The boundary that Savage does explore is the effect on the planet of 20 years of a nuclear autumn. The threat of instant death was something that was not only real but ever-present, accentuated by the Cuban missile crisis of 1962 and missile proliferation. Savage writes, ‘All the dystopian visions that had swirled around the world since 1945 were revealed not as the paranoid nightmares of science fiction but as prophecies.’ Nothing creates an air of do-what-you-will more than the almost universal acceptance of the impeding demise of your species. It allows things to percolate that, in more comfortable times, would be treated with more caution. The intensity and speed of change documented in this book could only exist in such times. Pop music in 2016 sounds much as pop music did in 2010. 1966 gave us Pet Sounds; 1960 was ‘It’s Now Or Never’.

1966 takes the Western year apart month by month, superficially built around a dozen or so either musically essential or socially instructional songs of that year, plus a supporting cast of many more (the discography in the back is both an inspiring catalogue, and should be seen as integral to this book).

While a song as odious as Sgt Barry Sadler’s ‘Ballad Of The Green Berets’ may seem like an odd choice as a monthly focus (March), it does perfectly illustrate the social and political trainwreck that the US was struggling through (it sold millions of records – far more than any other record in America that year) and is perhaps no more ugly than the distant alternative, Andy Warhol’s cynical avant-pop circus which at least gave us the magnificence of The Velvet Underground, who also released that year for the first time, but sank without trace.

1966 was the year that teenage expenditure in the US surpassed the GNP of South Africa. It was the year when both the civil rights and Vietnam protests exploded in the US, both physically and in musical art. It was the year when songs stopped being songs about girl meets boy, when two minutes was no longer after enough to say what the culture’s leaders, The Beatles and Bob Dylan (who also fed off each other), said was possible in a song. When women, for the first time in pop, decided what they would sing and what it would sound like (Dusty Springfield both chose her own magnificent songs but also oversaw their powerful but controlled sound).

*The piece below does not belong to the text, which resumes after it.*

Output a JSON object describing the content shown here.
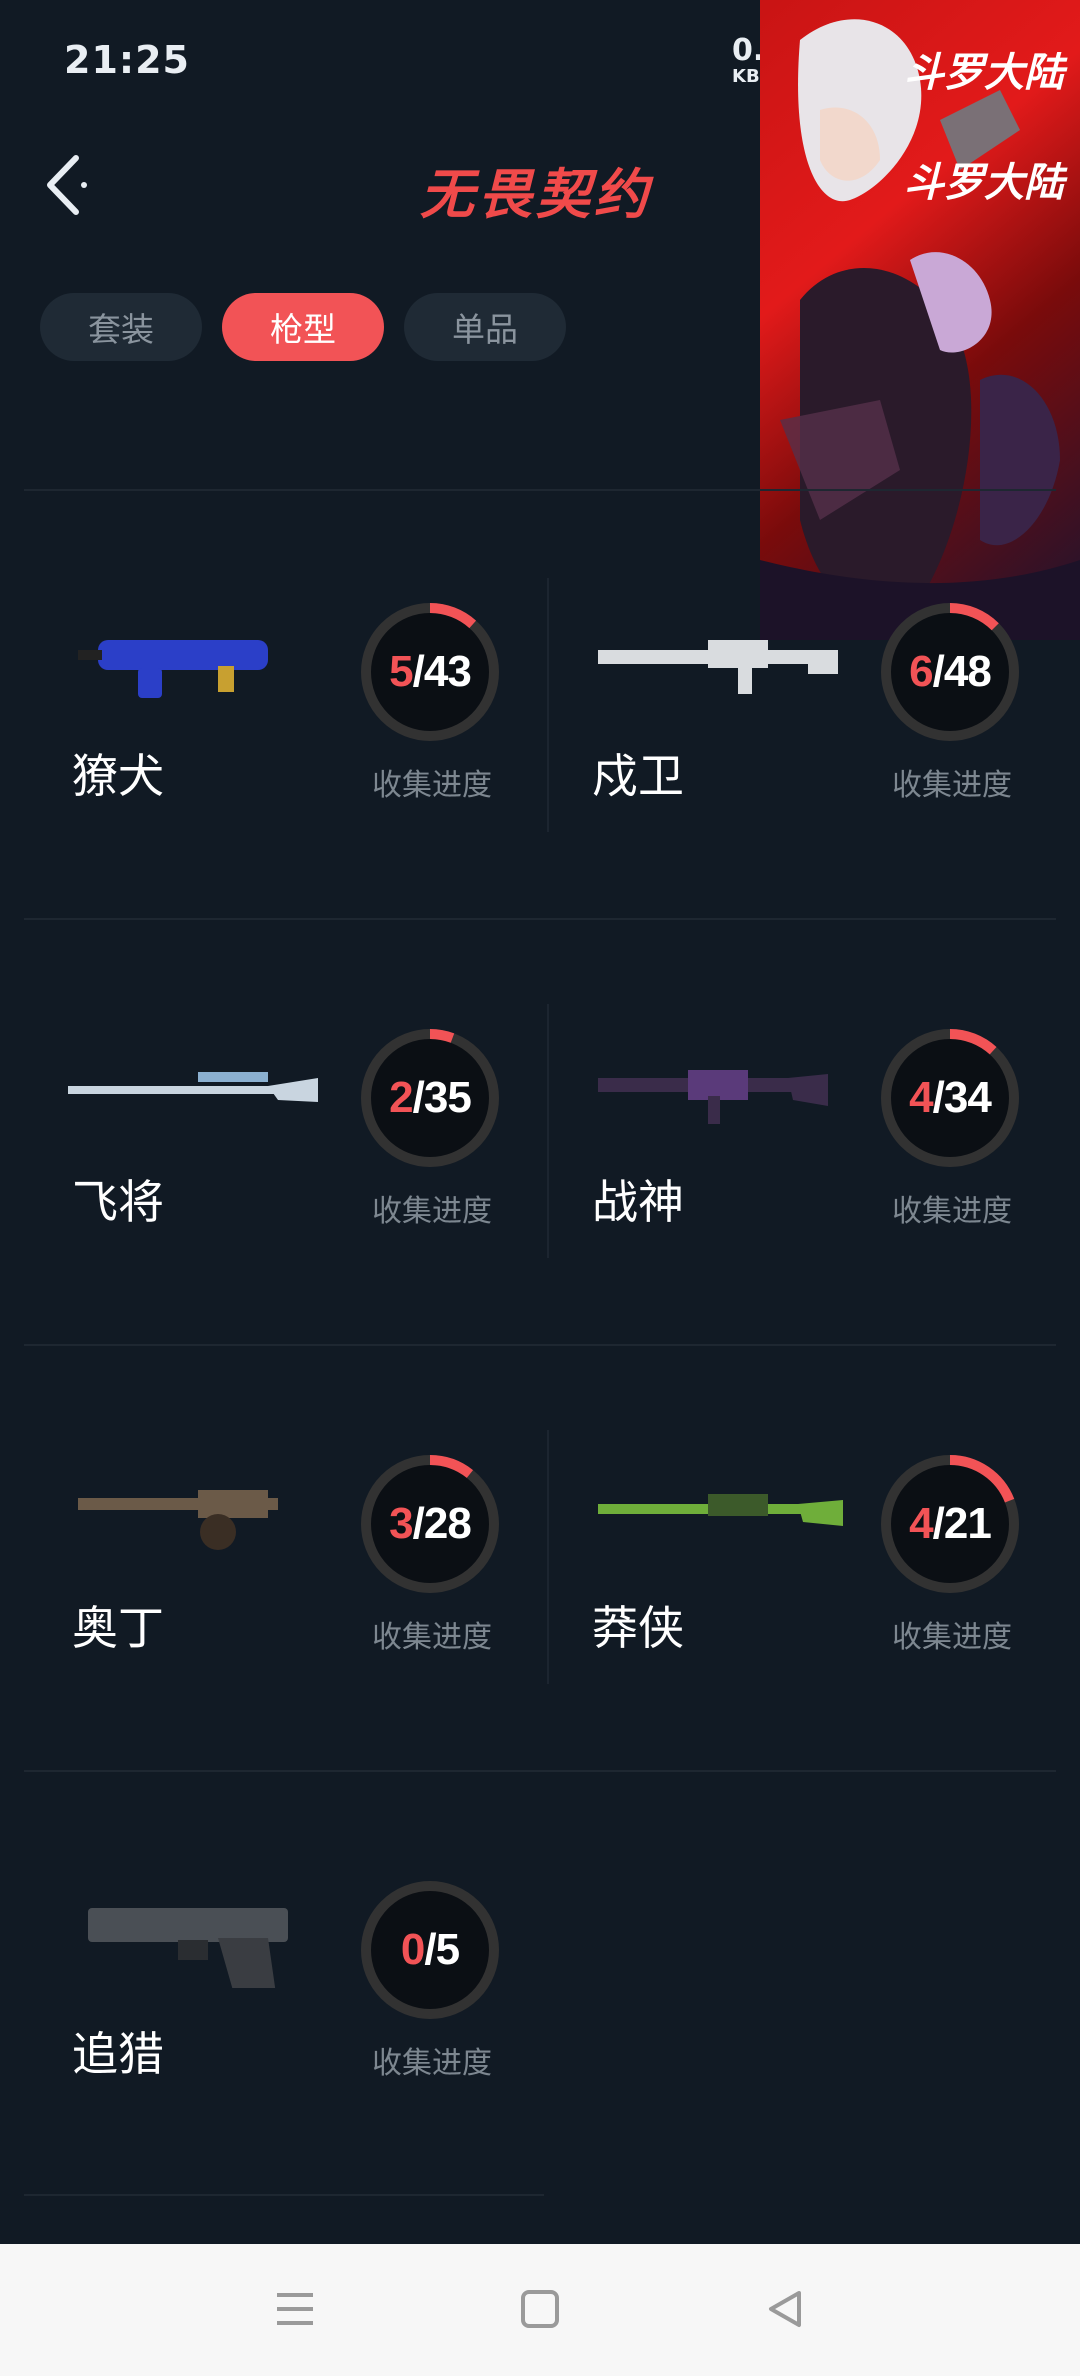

Now it required progression, and in the pop maelstrom of a single every three months you had just 12 weeks to come up with a record that furthered the pop revolution. Those that failed, no matter how important or provoking their last single, were quickly cast aside. The Rolling Stones and The Yardbirds – both flagbearers of pop revolution in early 1966 – were slight purveyors of insignificance by October (the Stones would have their moment as album artists in 1968-72 but The Yardbirds never mattered again). Only the soul acts were given a lyrical pass with the key players delivering records of such intensity that the words were just a vehicle.

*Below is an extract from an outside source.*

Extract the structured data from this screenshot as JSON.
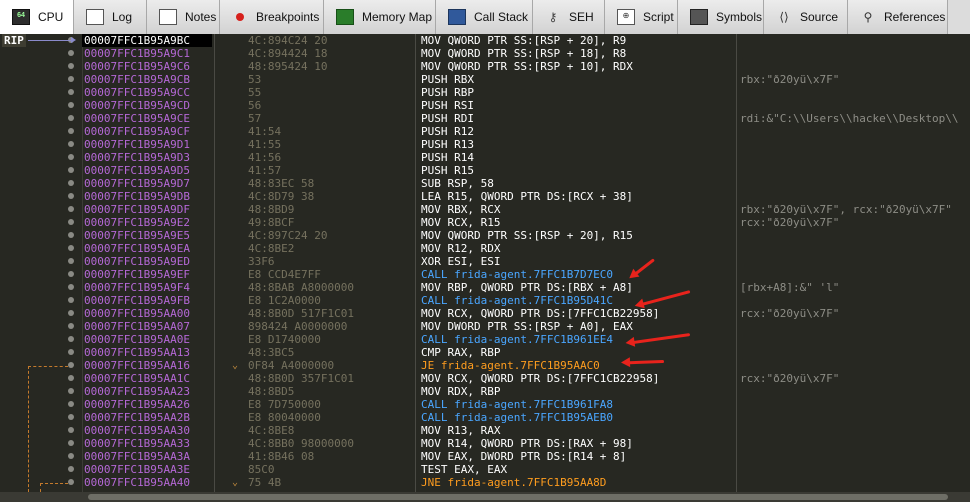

So where does it end? It’s left to the reader to move to the collapse of the pop revolution and avant-garde optimism, to the brief burst of Sgt. Pepperism before the path inevitably led to Alamont, to the assassinations and implosions of politik Amerika, to 1968 in the Sorbonne, to Nixon and the Tet Offensive.

In the end, perhaps vacuously, we are left with Pete Townshend’s confused public plea in December 1966: ‘It needs The Beatles … to sort things out.’ It did and it really didn’t and if 1966 (the book) left me with anything it was an impression of how much happened in that one brief year, how much that mattered and changed everything thereafter was chaotically compressed into a still-perplexing 12-month period. Savage is a engrossing writer and 1966, for all its detail and length, is a compulsive page-turning volume, but ultimately one that left me wanting a few more pages at the finish beyond a description of a NYE gig at the Fillmore and ‘By then it was 1967.’


1966 by Jon Savage (Faber, $55)  is available at Unity Books.